The Competative Enterprise Institute asks if allowing vigilantes to go after hackers is the anser to Internet crime and in particular file sharing. Their report is well worth reading.


The arguments usually advanced in favor of cyber-vigilantes are essentially the same ones made by traditional vigilantes. Predictably then the arguments against cyber-vigilantes are remarkably similar as is the conclusion that individuals should not take the law into their own hands.


Internet crime is at root a problem caused by people, not technology. If people were perfect there would be no crime at all. Vigilantes are also people and therefore imperfect. Vigilantes only publicise their successes, their mistakes and their consequences are conveniently forgotten. It is easy in the movies, Charles Bronsen never hits an innocent bystander in the Death Wish series, however many police department rules Dirty Harry might break we know that he would never commit a crime himself. lawless law enforcement has real consequences in real life.


The Internet infrastructure is closely coupled and interdependent. An attack against one target is almost certain to affect many others. If the law allows exceptions for vigilante action it may become impossible to convict the genuine criminal.

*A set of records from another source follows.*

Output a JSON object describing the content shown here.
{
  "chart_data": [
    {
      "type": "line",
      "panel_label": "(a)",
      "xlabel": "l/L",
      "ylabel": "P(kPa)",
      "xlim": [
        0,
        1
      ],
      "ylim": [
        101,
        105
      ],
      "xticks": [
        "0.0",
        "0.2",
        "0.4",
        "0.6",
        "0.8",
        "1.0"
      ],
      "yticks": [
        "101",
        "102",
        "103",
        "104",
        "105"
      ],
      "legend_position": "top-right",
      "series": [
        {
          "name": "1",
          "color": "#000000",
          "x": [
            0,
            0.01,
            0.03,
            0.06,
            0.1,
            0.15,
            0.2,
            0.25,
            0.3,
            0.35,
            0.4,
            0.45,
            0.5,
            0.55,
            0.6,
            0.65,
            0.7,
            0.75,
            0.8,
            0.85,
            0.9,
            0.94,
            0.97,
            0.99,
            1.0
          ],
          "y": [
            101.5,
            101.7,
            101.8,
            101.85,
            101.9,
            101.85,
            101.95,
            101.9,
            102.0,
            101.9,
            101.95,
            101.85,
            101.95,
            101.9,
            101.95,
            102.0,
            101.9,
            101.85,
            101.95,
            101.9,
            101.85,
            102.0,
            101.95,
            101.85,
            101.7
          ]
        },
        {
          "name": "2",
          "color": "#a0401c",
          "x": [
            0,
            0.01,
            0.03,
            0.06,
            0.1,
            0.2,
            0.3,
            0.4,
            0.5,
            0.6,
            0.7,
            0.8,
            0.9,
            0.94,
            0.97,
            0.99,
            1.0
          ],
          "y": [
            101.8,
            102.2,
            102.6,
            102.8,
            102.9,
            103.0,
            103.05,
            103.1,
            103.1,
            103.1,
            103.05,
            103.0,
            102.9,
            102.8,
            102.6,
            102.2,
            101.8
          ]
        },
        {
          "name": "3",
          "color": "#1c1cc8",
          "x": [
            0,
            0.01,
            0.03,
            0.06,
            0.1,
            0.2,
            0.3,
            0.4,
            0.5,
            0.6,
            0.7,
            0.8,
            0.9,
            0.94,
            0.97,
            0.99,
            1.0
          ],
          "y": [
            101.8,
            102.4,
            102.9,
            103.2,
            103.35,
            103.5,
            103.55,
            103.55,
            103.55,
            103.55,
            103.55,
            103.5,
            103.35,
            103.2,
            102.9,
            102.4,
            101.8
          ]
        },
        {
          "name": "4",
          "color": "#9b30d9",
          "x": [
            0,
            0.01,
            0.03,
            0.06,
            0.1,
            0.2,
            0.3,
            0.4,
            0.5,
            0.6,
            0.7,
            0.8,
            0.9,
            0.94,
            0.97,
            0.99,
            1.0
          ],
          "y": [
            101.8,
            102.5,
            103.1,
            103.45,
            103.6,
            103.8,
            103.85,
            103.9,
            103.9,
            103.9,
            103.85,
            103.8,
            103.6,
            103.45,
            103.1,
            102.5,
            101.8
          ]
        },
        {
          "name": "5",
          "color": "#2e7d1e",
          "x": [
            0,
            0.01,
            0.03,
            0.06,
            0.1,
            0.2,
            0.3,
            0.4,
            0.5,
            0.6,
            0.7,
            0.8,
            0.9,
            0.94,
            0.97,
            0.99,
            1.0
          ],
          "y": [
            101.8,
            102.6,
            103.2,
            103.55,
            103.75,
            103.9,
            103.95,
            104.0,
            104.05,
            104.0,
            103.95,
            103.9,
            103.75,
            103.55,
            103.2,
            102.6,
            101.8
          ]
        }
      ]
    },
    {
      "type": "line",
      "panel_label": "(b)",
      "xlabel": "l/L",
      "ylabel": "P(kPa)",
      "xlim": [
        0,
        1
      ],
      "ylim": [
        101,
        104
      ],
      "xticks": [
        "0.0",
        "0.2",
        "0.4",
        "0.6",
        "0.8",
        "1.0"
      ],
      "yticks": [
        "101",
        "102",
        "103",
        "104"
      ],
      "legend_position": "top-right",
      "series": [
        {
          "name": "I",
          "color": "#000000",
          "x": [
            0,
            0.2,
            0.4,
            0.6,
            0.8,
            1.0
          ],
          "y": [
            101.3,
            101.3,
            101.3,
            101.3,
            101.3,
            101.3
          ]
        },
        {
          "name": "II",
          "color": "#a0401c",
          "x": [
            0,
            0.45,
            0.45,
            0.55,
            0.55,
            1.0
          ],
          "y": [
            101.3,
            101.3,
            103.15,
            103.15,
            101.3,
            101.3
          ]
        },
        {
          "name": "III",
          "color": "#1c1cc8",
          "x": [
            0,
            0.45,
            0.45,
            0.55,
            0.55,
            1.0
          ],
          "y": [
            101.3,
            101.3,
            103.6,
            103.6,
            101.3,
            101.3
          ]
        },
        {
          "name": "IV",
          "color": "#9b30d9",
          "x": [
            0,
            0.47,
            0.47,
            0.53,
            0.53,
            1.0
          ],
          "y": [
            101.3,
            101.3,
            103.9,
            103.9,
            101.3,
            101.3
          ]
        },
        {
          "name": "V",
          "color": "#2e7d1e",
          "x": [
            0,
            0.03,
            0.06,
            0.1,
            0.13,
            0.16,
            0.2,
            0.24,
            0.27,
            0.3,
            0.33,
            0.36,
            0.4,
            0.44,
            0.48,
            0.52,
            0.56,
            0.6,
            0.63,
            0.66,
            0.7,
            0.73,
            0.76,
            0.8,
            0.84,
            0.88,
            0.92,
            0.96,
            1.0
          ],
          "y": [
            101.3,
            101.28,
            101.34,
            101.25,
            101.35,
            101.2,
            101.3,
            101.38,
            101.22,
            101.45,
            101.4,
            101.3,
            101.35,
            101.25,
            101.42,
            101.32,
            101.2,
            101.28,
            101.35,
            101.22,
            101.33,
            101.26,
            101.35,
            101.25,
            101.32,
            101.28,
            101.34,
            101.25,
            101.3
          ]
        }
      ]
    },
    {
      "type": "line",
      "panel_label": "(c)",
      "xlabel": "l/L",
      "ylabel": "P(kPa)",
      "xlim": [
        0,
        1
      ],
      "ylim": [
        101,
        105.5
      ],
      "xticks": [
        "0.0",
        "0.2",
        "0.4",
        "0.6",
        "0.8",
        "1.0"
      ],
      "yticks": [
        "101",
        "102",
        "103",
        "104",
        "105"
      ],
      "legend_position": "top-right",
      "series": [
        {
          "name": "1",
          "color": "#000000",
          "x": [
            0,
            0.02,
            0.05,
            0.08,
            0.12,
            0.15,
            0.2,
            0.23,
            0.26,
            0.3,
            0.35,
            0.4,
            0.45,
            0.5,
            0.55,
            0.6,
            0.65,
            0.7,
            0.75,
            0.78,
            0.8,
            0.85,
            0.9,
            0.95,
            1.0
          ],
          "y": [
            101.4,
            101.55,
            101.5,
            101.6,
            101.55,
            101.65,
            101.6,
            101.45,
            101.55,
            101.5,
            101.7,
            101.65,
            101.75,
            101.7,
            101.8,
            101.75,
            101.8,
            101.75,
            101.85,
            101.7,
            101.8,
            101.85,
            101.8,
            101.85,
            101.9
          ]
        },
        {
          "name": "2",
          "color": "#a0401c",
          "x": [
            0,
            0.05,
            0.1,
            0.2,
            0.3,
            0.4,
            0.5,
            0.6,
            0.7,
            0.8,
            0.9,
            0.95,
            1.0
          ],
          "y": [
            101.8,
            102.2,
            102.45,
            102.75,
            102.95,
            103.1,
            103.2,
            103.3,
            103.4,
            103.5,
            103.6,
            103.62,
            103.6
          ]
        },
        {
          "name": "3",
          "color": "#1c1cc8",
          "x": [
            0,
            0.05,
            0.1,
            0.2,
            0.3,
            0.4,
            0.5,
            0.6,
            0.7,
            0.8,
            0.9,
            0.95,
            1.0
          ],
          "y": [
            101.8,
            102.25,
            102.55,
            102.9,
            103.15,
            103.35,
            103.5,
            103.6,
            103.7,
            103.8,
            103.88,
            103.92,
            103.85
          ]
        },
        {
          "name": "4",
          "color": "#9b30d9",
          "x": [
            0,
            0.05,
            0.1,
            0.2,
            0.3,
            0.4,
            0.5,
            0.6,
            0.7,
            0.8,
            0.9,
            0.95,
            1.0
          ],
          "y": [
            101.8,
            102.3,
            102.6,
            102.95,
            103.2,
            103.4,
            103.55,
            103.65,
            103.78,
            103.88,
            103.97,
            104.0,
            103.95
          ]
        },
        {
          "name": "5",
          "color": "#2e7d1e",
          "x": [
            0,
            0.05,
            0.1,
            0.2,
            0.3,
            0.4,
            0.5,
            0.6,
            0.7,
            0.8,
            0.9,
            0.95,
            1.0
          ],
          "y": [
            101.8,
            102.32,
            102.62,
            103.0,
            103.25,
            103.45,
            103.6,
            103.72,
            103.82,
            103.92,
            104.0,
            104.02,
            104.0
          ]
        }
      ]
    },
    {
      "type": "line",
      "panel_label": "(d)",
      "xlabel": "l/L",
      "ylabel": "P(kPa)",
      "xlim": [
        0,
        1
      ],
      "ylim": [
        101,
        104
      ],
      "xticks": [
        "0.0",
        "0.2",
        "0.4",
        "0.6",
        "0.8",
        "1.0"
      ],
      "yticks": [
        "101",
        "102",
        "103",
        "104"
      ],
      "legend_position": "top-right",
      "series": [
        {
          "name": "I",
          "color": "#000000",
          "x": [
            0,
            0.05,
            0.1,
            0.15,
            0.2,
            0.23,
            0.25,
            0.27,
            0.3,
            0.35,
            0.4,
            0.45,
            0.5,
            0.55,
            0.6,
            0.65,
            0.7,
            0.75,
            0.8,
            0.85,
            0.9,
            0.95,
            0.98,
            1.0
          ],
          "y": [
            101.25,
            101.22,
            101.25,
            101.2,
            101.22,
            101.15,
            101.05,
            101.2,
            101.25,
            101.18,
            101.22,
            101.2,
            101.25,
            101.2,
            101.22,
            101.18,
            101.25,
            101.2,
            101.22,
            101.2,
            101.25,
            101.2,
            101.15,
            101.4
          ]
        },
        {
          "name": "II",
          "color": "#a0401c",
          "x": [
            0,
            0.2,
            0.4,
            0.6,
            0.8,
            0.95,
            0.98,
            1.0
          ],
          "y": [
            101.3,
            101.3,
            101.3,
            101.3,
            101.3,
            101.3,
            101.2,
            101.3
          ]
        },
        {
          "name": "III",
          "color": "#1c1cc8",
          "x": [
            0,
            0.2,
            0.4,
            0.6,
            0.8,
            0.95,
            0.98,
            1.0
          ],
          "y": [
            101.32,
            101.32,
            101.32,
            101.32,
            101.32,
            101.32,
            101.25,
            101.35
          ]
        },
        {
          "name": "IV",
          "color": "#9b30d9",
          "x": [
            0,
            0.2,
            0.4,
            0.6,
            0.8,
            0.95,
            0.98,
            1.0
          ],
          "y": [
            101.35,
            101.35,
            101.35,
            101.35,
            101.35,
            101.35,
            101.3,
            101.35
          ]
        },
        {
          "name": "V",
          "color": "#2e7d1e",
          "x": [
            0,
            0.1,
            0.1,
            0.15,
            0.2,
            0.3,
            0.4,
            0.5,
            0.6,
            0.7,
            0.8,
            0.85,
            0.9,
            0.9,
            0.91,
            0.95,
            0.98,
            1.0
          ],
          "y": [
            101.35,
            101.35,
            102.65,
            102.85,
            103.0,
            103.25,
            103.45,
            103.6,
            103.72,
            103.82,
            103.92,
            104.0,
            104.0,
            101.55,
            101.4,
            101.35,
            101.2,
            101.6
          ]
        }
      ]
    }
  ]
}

It is routine for a hacker to claim that they were targeting pedophile rings or terrorists. Sven Jaschan, convicted of authoring the Sasser worm attempted to claim that his objective was to rid victims machines of other malware, a claim that might have been more credible if the code had not carried a malicious payload that shuts down an infected machine at random.


Ultimately the problem with vigilantes is accountability. When people take the law into their own hands and refuse to be held accountable for their mistakes they are to all intents and purposes criminals themselves.